TypeScript require both parameters or neither

Question

Is there any way to define a function that requires either both conditional parameters be provided, or neither? For example:

function greet(firstName?: string, lastName?: string) {
  if (fistName && lastName) console.log(`Hello, ${firstName} ${lastName}!`)
  else console.log('Hello, World!')
}

greet('John', 'Doe') // Hello, John Doe!
greet() // Hello, World!
greet('John') // Invalid

I realize I could just use object destructuring, create two methods, or add more if statements, but I'm curious to see if this is possible. Thanks!

Answer 1

You can use overloading for the function's type:

type Greet = {
     (firstName: string, lastName: string): void;
     (): void;
};
const greet: Greet = (firstName?: string, lastName?: string) => {
  if (firstName && lastName) console.log(`Hello, ${firstName} ${lastName}!`)
  else console.log('Hello, World!')
};

greet('John', 'Doe'); // Hello, John Doe!
greet(); // Hello, World!
greet('John'); // Invalid

Playground link

Still, it's a bit repetitive and somewhat ugly. While doable, I'd prefer using separate functions when possible.

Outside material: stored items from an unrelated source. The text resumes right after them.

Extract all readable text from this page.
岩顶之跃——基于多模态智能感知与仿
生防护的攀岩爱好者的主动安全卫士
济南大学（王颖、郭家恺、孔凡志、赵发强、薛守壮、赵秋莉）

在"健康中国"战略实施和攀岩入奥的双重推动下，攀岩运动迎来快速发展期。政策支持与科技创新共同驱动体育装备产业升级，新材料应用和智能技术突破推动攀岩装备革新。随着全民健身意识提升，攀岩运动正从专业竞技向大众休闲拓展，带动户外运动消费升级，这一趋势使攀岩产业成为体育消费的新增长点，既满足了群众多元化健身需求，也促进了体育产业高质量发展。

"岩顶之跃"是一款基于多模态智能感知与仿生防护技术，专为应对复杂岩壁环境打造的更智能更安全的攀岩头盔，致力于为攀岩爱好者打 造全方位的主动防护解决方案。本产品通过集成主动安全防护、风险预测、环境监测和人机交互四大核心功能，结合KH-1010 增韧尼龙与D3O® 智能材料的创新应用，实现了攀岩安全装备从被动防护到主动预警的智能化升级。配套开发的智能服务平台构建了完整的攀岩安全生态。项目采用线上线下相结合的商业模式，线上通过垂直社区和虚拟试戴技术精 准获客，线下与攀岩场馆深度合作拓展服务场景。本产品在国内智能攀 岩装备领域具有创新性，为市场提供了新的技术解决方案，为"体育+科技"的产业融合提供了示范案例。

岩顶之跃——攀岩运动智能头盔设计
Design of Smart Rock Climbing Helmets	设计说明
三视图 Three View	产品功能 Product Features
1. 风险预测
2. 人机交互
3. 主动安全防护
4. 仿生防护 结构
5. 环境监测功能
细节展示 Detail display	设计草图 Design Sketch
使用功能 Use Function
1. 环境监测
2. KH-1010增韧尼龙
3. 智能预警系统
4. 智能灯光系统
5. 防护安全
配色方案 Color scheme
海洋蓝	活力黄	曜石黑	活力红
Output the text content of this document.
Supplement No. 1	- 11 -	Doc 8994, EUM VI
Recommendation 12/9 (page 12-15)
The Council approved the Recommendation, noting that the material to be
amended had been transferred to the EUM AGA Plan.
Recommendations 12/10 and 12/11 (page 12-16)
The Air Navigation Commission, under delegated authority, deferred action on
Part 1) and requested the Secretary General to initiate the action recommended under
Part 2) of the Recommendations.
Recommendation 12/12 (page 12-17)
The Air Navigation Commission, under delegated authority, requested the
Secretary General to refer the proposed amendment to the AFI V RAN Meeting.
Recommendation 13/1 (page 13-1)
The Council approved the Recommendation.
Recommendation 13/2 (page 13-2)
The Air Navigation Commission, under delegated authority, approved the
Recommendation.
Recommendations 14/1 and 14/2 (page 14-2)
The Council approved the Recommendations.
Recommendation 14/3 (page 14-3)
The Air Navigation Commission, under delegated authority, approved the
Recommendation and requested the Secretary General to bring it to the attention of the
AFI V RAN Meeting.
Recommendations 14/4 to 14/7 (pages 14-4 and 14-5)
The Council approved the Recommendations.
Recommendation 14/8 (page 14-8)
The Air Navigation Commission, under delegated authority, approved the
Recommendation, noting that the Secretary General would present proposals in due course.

A similar approach, using an object instead of separate parameters:

type GreetParam = {
     firstName: string;
     lastName: string;
};
const greet = (param?: GreetParam) => {
  if (param) console.log(`Hello, ${param.firstName} ${param.lastName}!`)
  else console.log('Hello, World!')
};

greet({ firstName: 'John', lastName: 'Doe' }); // Hello, John Doe!
greet(); // Hello, World!
greet({ firstName: 'John' }); // Invalid
greet({}); // Invalid